The script, by a young Robert Towne, doesn’t reflect the visual contrast. In some ways it’s a step down from the other films; certainly it has one of the most notorious lines: “not 10 minutes ago I... I tried to kill a stray cat with a cabbage, and all but made love to the Lady Rowena. I succeeded in squashing the cabbage and badly frightening the lady. If only I could lay open my own brain as easily as I did that vegetable, what rot would be freed from its grey leaves?” Price delivers it with no irony, and nearly makes it work. But nobody else plays to the material in quite the same way, delivering instead a matter-of-factness that perhaps looks forward to folk-horror like The Wicker Man rather than back to the Universal horror films.

It’s not a bad movie. The exteriors do give a visual richness unlike the other Poe movies. And Fell’s ruined abbey comes alive, mismatched parts and all, as another of the morbid gothic mansions of the Poe cycle.

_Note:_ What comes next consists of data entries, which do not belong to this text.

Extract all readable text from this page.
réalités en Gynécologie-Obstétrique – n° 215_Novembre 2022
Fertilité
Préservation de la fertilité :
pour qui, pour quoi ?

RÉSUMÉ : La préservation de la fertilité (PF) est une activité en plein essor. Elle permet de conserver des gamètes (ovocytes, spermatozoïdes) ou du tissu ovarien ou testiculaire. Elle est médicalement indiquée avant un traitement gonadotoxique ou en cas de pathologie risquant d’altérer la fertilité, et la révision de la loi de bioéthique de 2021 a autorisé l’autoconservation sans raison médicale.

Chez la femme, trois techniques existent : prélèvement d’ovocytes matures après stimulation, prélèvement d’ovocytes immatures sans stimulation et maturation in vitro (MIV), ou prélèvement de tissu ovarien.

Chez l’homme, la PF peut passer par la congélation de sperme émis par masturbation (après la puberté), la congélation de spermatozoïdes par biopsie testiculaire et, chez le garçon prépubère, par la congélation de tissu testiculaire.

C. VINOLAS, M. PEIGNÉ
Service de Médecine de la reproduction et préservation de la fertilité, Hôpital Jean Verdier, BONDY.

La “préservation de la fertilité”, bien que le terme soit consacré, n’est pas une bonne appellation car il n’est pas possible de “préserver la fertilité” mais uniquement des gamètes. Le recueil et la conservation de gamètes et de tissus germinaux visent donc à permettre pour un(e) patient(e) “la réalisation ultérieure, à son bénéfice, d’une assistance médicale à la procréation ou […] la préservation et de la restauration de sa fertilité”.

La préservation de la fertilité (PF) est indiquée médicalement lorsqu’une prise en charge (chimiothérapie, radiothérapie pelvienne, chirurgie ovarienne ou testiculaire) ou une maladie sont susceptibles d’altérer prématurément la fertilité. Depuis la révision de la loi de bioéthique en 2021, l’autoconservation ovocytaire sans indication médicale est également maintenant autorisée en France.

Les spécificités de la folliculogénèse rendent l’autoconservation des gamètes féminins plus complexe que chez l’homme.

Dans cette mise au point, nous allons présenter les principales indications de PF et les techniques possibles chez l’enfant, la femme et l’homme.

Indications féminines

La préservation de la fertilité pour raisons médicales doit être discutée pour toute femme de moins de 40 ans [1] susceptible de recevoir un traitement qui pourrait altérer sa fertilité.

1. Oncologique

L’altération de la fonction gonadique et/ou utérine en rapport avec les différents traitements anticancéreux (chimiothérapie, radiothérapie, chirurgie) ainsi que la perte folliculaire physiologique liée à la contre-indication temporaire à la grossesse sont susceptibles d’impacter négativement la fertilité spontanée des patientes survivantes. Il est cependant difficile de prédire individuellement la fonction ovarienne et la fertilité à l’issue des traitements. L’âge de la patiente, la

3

The linkage of Ligeia’s spirit to the architecture of the place works, suggesting a haunted house with an only partially-manifesting ghost. Here as elsewhere in Corman’s Poe films, the real monster is psychology, and the only-partially-repressed dread of necrophilia is more overt than the dread of incest in The House of Usher. Only four years have given Corman new freedoms to explore.

It’s tempting to see the destruction of the abbey at the end as symbolizing in some way the end of the Poe cycle. That’d be wrong. Corman was bringing personal concerns to commercial filmmaking, and doing a good job of it, but wasn’t creating a consciously-shaped series. Almost every film ends with the destruction of a massive edifice, or the death of Price, or both at once. Everything’s annihilated at the end of one film and is reborn for the start of the next.

But if you watch through the eight Poe films, there’s a sense of gravity and finality about Ligeia. It looks and feels different from the other movies. Other ways of filmmaking are crashing in on the isolated artificial settings. In only four years approaches to making budget-conscious horror films had changed. Corman’s Poe films could only have been made in the moment they were, when audiences were prepared to accept the conventions they used. They’re good enough to make the conventions work, though, even for viewers not born when they first came out. Like all good horror movies, they never die, but remain, undead, haunting the respectable canon of film art with things that can’t be said in any other way.